S0043

AI & Chatting - Decision Trees code

2019-05-22 Nick Larsen

For the next couple weeks we get to work on stuff for my primary job! Essentially we have come up with a new model for estimating the click likelihood of job ad on Stack Overflow. The model was trained up using the XGBoost R package. It is a boosting method over the top of decision trees. On the prediction side this model acts exactly like a random forest, i.e. a bunch of decision trees that all vote on the correct answer, which in this case is whether or not the person will click on this job. The only difference is that instead of doing it as a classification problem, it instead works more like a regression problem, calculating a probability as the output instead of a binary yes/no answer.

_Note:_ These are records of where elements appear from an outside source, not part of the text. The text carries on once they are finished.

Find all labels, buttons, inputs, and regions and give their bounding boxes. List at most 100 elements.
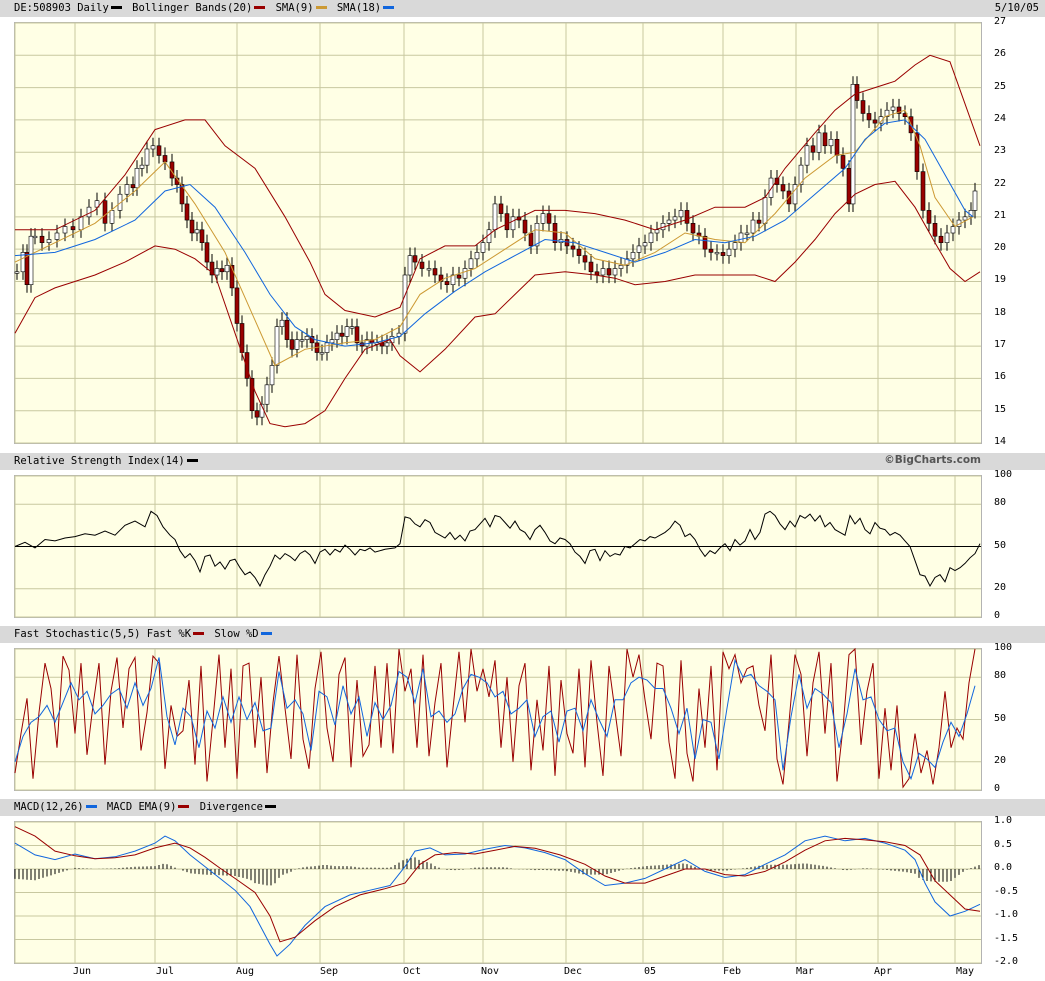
candle-body	[444, 281, 450, 285]
candle-body	[329, 339, 335, 344]
candle-body	[780, 184, 786, 192]
candle-body	[828, 139, 834, 147]
candle-body	[850, 84, 856, 205]
price-panel	[14, 22, 982, 444]
rsi-line	[14, 510, 981, 588]
candle-body	[32, 235, 38, 239]
candle-body	[756, 219, 762, 224]
y-tick-label: 18	[994, 306, 1007, 318]
candle-body	[432, 268, 438, 276]
candle-body	[254, 410, 260, 418]
y-tick-label: 23	[994, 145, 1007, 157]
candle-body	[274, 326, 280, 366]
x-tick-label: Sep	[320, 966, 339, 977]
candle-body	[389, 336, 395, 344]
y-tick-label: 17	[994, 339, 1007, 351]
candle-body	[654, 229, 660, 234]
candle-body	[576, 248, 582, 256]
candle-body	[46, 239, 52, 243]
candle-body	[642, 242, 648, 247]
x-tick-label: 05	[644, 966, 657, 977]
macd-plot	[14, 821, 981, 964]
candle-body	[354, 326, 360, 344]
candle-body	[384, 342, 390, 347]
candle-body	[510, 216, 516, 231]
candle-body	[606, 268, 612, 276]
y-tick-label: 0	[994, 783, 1001, 794]
candle-body	[612, 268, 618, 276]
slow-d-label: Slow %D	[214, 628, 259, 640]
candle-body	[926, 210, 932, 224]
y-tick-label: 80	[994, 670, 1007, 682]
y-tick-label: 100	[994, 642, 1013, 653]
candle-body	[630, 252, 636, 260]
candle-body	[792, 184, 798, 205]
candle-body	[588, 261, 594, 273]
candle-body	[279, 319, 285, 327]
y-tick-label: 80	[994, 497, 1007, 509]
candle-body	[219, 268, 225, 273]
y-tick-label: 24	[994, 112, 1007, 124]
candle-body	[932, 223, 938, 237]
candle-body	[294, 339, 300, 350]
candle-body	[546, 213, 552, 224]
x-tick-label: Dec	[564, 966, 583, 977]
x-tick-label: Jul	[156, 966, 175, 977]
candle-body	[594, 271, 600, 276]
x-tick-label: Feb	[723, 966, 742, 977]
price-series-label: DE:508903 Daily	[14, 2, 109, 14]
price-header: DE:508903 Daily Bollinger Bands(20) SMA(…	[0, 0, 1045, 17]
candle-body	[504, 213, 510, 231]
candle-body	[144, 148, 150, 166]
y-tick-label: 19	[994, 274, 1007, 286]
x-tick-label: Jun	[73, 966, 92, 977]
candle-body	[498, 203, 504, 214]
candle-body	[224, 265, 230, 273]
candle-body	[972, 190, 978, 211]
candle-body	[468, 258, 474, 269]
y-tick-label: 0.0	[994, 862, 1013, 873]
candle-body	[150, 145, 156, 150]
macd-header: MACD(12,26) MACD EMA(9) Divergence	[0, 799, 1045, 816]
candle-body	[684, 210, 690, 224]
y-tick-label: 20	[994, 581, 1007, 593]
candle-body	[480, 242, 486, 253]
y-tick-label: 20	[994, 754, 1007, 766]
y-tick-label: 20	[994, 242, 1007, 254]
candle-body	[726, 248, 732, 256]
fast-k-line	[14, 647, 976, 789]
candle-body	[492, 203, 498, 231]
candle-body	[419, 261, 425, 269]
candle-body	[134, 168, 140, 189]
candle-body	[474, 252, 480, 260]
date-label: 5/10/05	[994, 2, 1039, 14]
candle-body	[339, 332, 345, 337]
candle-body	[860, 100, 866, 114]
y-tick-label: 22	[994, 177, 1007, 189]
candle-body	[234, 287, 240, 324]
y-tick-label: -1.0	[994, 909, 1019, 920]
candle-body	[54, 232, 60, 240]
candle-body	[14, 271, 20, 274]
y-tick-label: 21	[994, 209, 1007, 221]
candle-body	[426, 268, 432, 271]
candle-body	[324, 342, 330, 353]
candle-body	[349, 326, 355, 329]
x-tick-label: Aug	[236, 966, 255, 977]
candle-body	[810, 145, 816, 153]
candle-body	[582, 255, 588, 263]
candle-body	[720, 252, 726, 256]
candle-body	[344, 326, 350, 337]
y-tick-label: 0	[994, 610, 1001, 621]
y-tick-label: 100	[994, 469, 1013, 480]
y-tick-label: 50	[994, 539, 1007, 551]
candle-body	[600, 268, 606, 276]
candle-body	[750, 219, 756, 234]
x-tick-label: Mar	[796, 966, 815, 977]
candle-body	[708, 248, 714, 253]
divergence-label: Divergence	[199, 801, 263, 813]
x-tick-label: Oct	[403, 966, 422, 977]
candle-body	[678, 210, 684, 218]
rsi-plot	[14, 475, 981, 618]
candle-body	[214, 268, 220, 276]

Initially we decided to try making an API in R to support this model which saves us the trouble of converting the model to another language and dealing with bugs along the way. After some quick testing we realized that was going to be wayyyyyy to slow, like 10-100 ms per job prediction! There are thousands of jobs that have to be predicted on each request, so this is definitely not going to work.

Our task is this:

  • perform 5,000 prections
  • complete all predictions in roughly 50 ms
  • do all these computations on a single processor core
  • use a reasonable amount of memory

The last two requirements are based off the fact that this is going to be running on shared hardware and screwing this up can have serious consequences for the entire network. If you're doing the math in your head, this is about a 2,500 times speed up we need to achieve, so this ought to be fun.